City is offering small-scale builders help with affordable housing efforts

It is an all-too common pattern in the world of real estate: Small, occupied properties enter the market and are immediately snapped up by owners or investors. The investors empty the properties by evicting tenants, renovating the buildings, and raising rents. Neighborhoods are thus left vulnerable to market forces, a problem that Mayor Martin Walsh’s administration hopes to address through its pilot Acquisition Opportunity Program.

The city has allocated $7.5 million of inclusionary development funding to assist small-scale landlords and community groups in purchasing and developing affordable housing.

Developers can be pre-approved to receive up to $75,000 per unit, provided they commit to at least 40 percent affordability for each one over the next 50 years. The “affordable” benchmark would be for families making up to 60 percent of the area median income. But if lower affordability levels were already in place under existing agreements, the landlord would be required to maintain those levels.

“The program will also prevent displacement of tenants threatened by the forces of gentrification by ensuring that their apartments will not become unaffordable over the long term,” the mayor’s office said in a statement on Tuesday.

The eviction of tenants in good standing is expressly prohibited in properties purchased with the Acquisition Opportunity Program funds. Owners will be required to see existing lease agreements through to their legal conclusions, as long as the occupants are not in arrears or otherwise in poor standing. In those cases, normal protocols would apply, officials said.

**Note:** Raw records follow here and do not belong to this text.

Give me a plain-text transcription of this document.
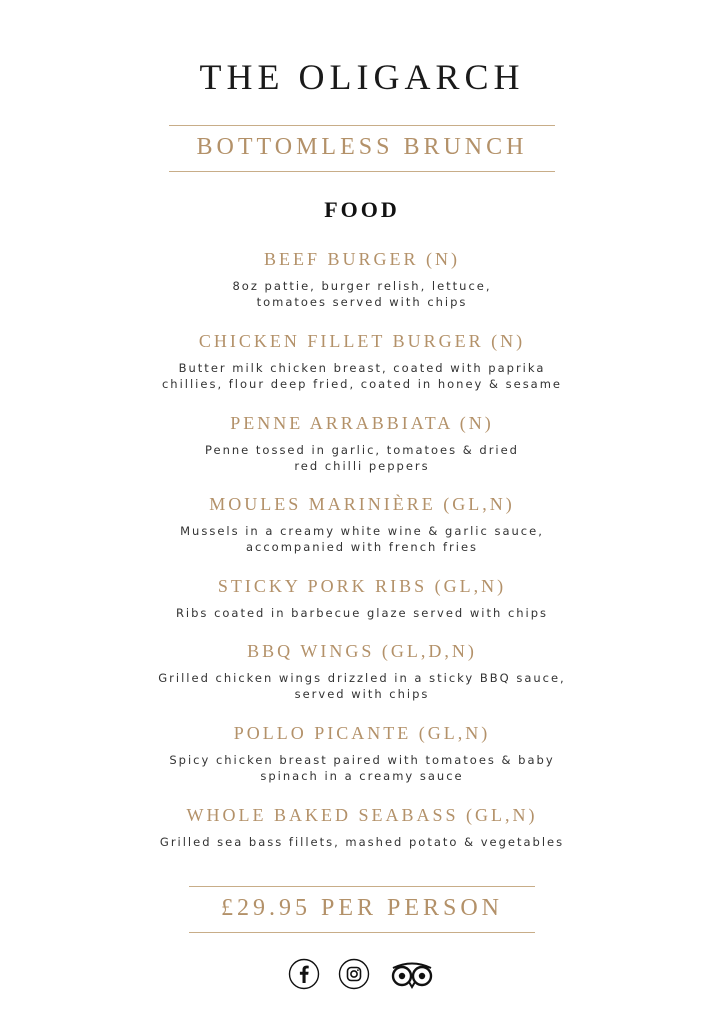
THE OLIGARCH
BOTTOMLESS BRUNCH
FOOD
BEEF BURGER (N)
8oz pattie, burger relish, lettuce,
tomatoes served with chips
CHICKEN FILLET BURGER (N)
Butter milk chicken breast, coated with paprika
chillies, flour deep fried, coated in honey & sesame
PENNE ARRABBIATA (N)
Penne tossed in garlic, tomatoes & dried
red chilli peppers
MOULES MARINIÈRE (GL,N)
Mussels in a creamy white wine & garlic sauce,
accompanied with french fries
STICKY PORK RIBS (GL,N)
Ribs coated in barbecue glaze served with chips
BBQ WINGS (GL,D,N)
Grilled chicken wings drizzled in a sticky BBQ sauce,
served with chips
POLLO PICANTE (GL,N)
Spicy chicken breast paired with tomatoes & baby
spinach in a creamy sauce
WHOLE BAKED SEABASS (GL,N)
Grilled sea bass fillets, mashed potato & vegetables
£29.95 PER PERSON
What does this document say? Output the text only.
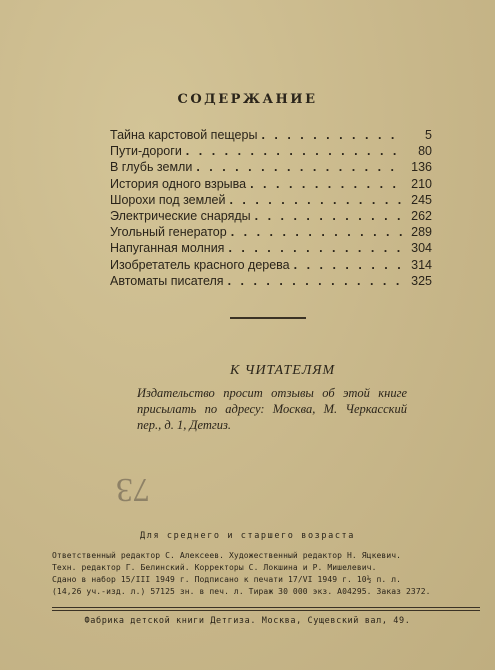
СОДЕРЖАНИЕ
Тайна карстовой пещеры . . .	5
Пути-дороги . . .	80
В глубь земли . . .	136
История одного взрыва . . .	210
Шорохи под землей . . .	245
Электрические снаряды . . .	262
Угольный генератор . . .	289
Напуганная молния . . .	304
Изобретатель красного дерева . . .	314
Автоматы писателя . . .	325
К ЧИТАТЕЛЯМ
Издательство просит отзывы об этой книге присылать по адресу: Москва, М. Черкасский пер., д. 1, Детгиз.
73
Для среднего и старшего возраста
Ответственный редактор С. Алексеев. Художественный редактор Н. Яцкевич.
Техн. редактор Г. Белинский. Корректоры С. Локшина и Р. Мишелевич.
Сдано в набор 15/III 1949 г. Подписано к печати 17/VI 1949 г. 10½ п. л.
(14,26 уч.-изд. л.) 57125 зн. в печ. л. Тираж 30 000 экз. А04295. Заказ 2372.
Фабрика детской книги Детгиза. Москва, Сущевский вал, 49.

A major challenge for developers who would like to invest in small-scale, owner-occupied residences is quick access to cash. “Affordable housing developers can be outpaced in the housing market because private investors often have access to capital and cash that may not be as readily available to affordable housing developers,” the mayor’s office said.

Development teams could counteract that disadvantage by becoming pre-qualified for investment through the pilot program, which would guarantee a set amount of accessible funding.

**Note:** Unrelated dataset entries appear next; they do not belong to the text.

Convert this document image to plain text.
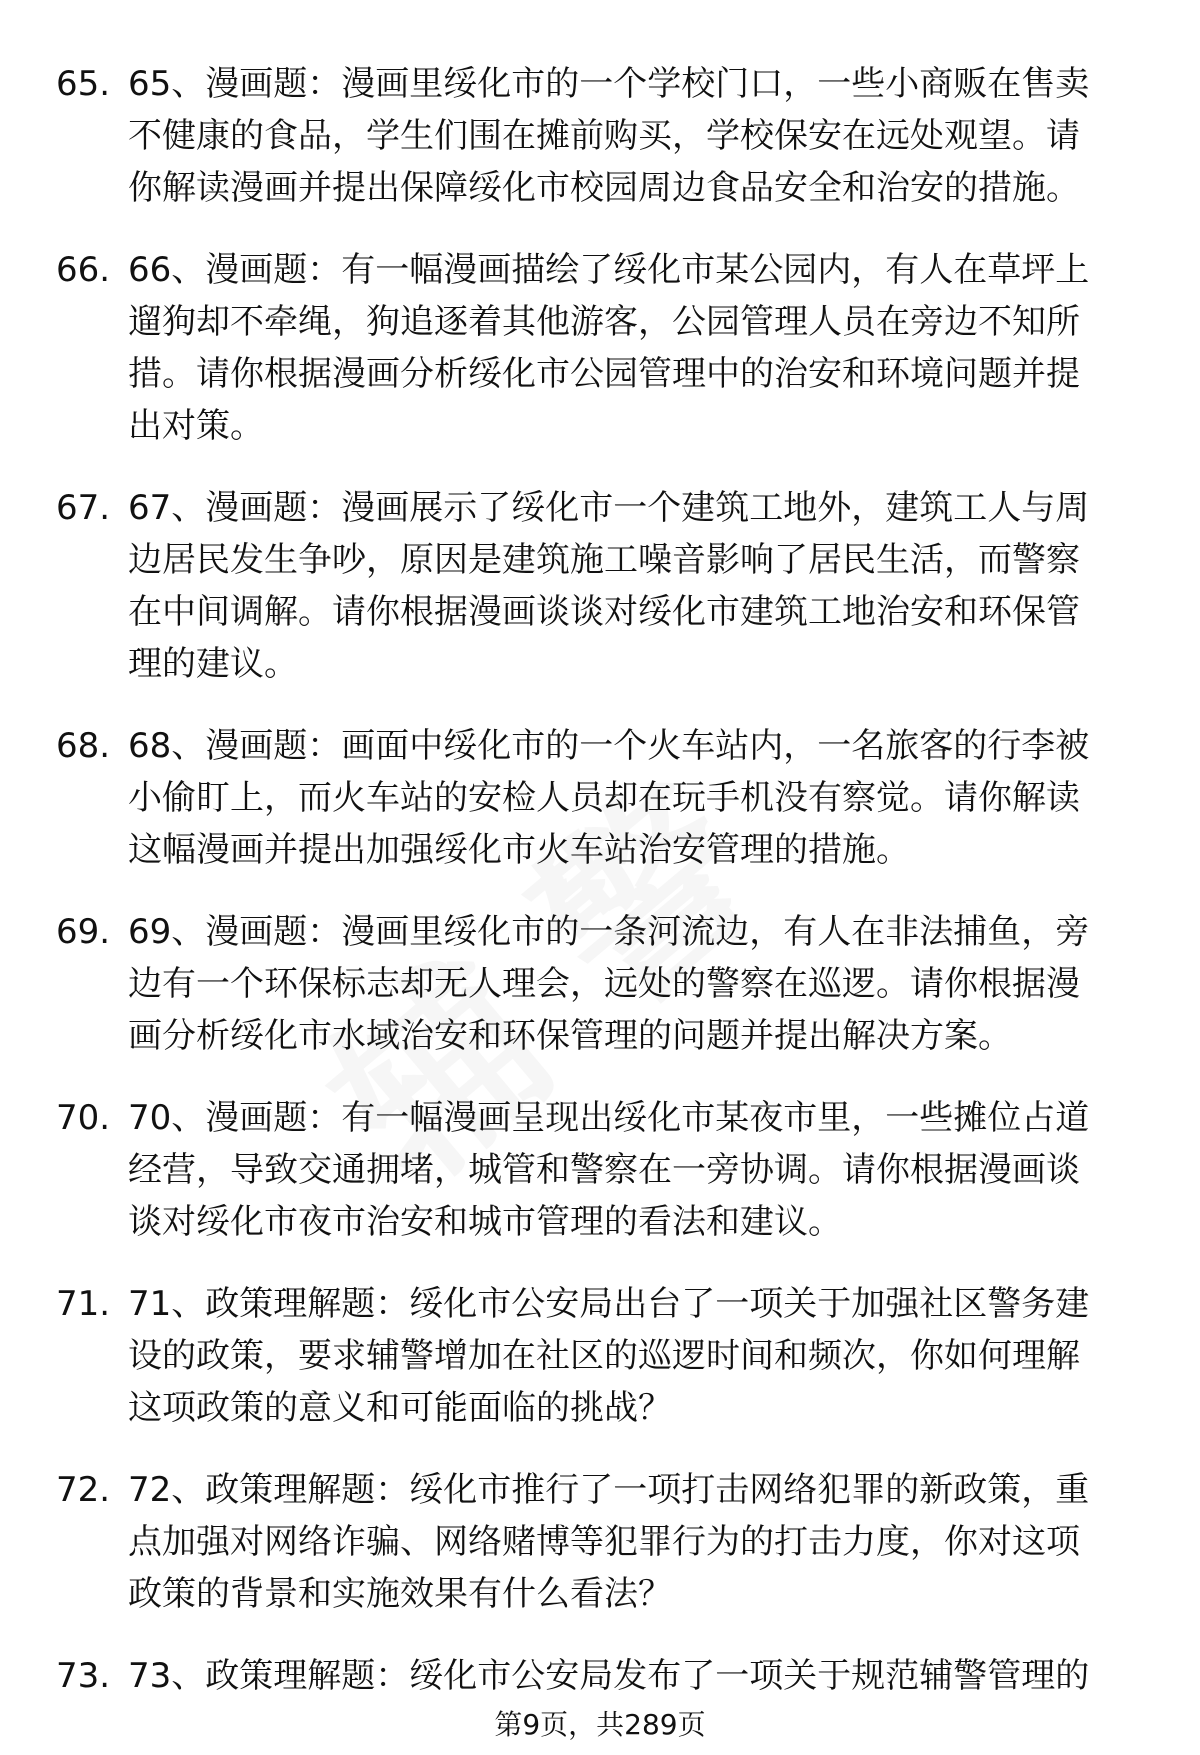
65. 65、漫画题：漫画里绥化市的一个学校门口，一些小商贩在售卖
不健康的食品，学生们围在摊前购买，学校保安在远处观望。请
你解读漫画并提出保障绥化市校园周边食品安全和治安的措施。
66. 66、漫画题：有一幅漫画描绘了绥化市某公园内，有人在草坪上
遛狗却不牵绳，狗追逐着其他游客，公园管理人员在旁边不知所
措。请你根据漫画分析绥化市公园管理中的治安和环境问题并提
出对策。
67. 67、漫画题：漫画展示了绥化市一个建筑工地外，建筑工人与周
边居民发生争吵，原因是建筑施工噪音影响了居民生活，而警察
在中间调解。请你根据漫画谈谈对绥化市建筑工地治安和环保管
理的建议。
68. 68、漫画题：画面中绥化市的一个火车站内，一名旅客的行李被
小偷盯上，而火车站的安检人员却在玩手机没有察觉。请你解读
这幅漫画并提出加强绥化市火车站治安管理的措施。
69. 69、漫画题：漫画里绥化市的一条河流边，有人在非法捕鱼，旁
边有一个环保标志却无人理会，远处的警察在巡逻。请你根据漫
画分析绥化市水域治安和环保管理的问题并提出解决方案。
70. 70、漫画题：有一幅漫画呈现出绥化市某夜市里，一些摊位占道
经营，导致交通拥堵，城管和警察在一旁协调。请你根据漫画谈
谈对绥化市夜市治安和城市管理的看法和建议。
71. 71、政策理解题：绥化市公安局出台了一项关于加强社区警务建
设的政策，要求辅警增加在社区的巡逻时间和频次，你如何理解
这项政策的意义和可能面临的挑战？
72. 72、政策理解题：绥化市推行了一项打击网络犯罪的新政策，重
点加强对网络诈骗、网络赌博等犯罪行为的打击力度，你对这项
政策的背景和实施效果有什么看法？
73. 73、政策理解题：绥化市公安局发布了一项关于规范辅警管理的
第9页，共289页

According to the city’s formal Request for Proposals, eligible investments must total at least eight units located within the same market area and owned by the same entity. To make this requirement, developers would have to acquire buildings with at least two units, which must be occupied or partially occupied, investor-owned buildings. Vacant properties would be assessed on a case-by-case basis.​

This program is distinct from the still-undetermined “incentives for landlords who do the right thing” suggested by Mayor Walsh in his 2016 State of the City address, Department of Neighborhood Development officials said.

As a pilot initiative, the Acquisition Opportunity Program is approved for a one-time infusion of funds that will continue until they are exhausted. As $75,000 per unit is the maximum amount the city will offer, at least 100 units could be covered under the approved $7.5 million.

The Inclusionary Development Policy fund is filled by the fees required when developers build market-rate housing in the city. They contribute to a pot allocated toward developing affordable housing while committing to constructing proportionate affordable units.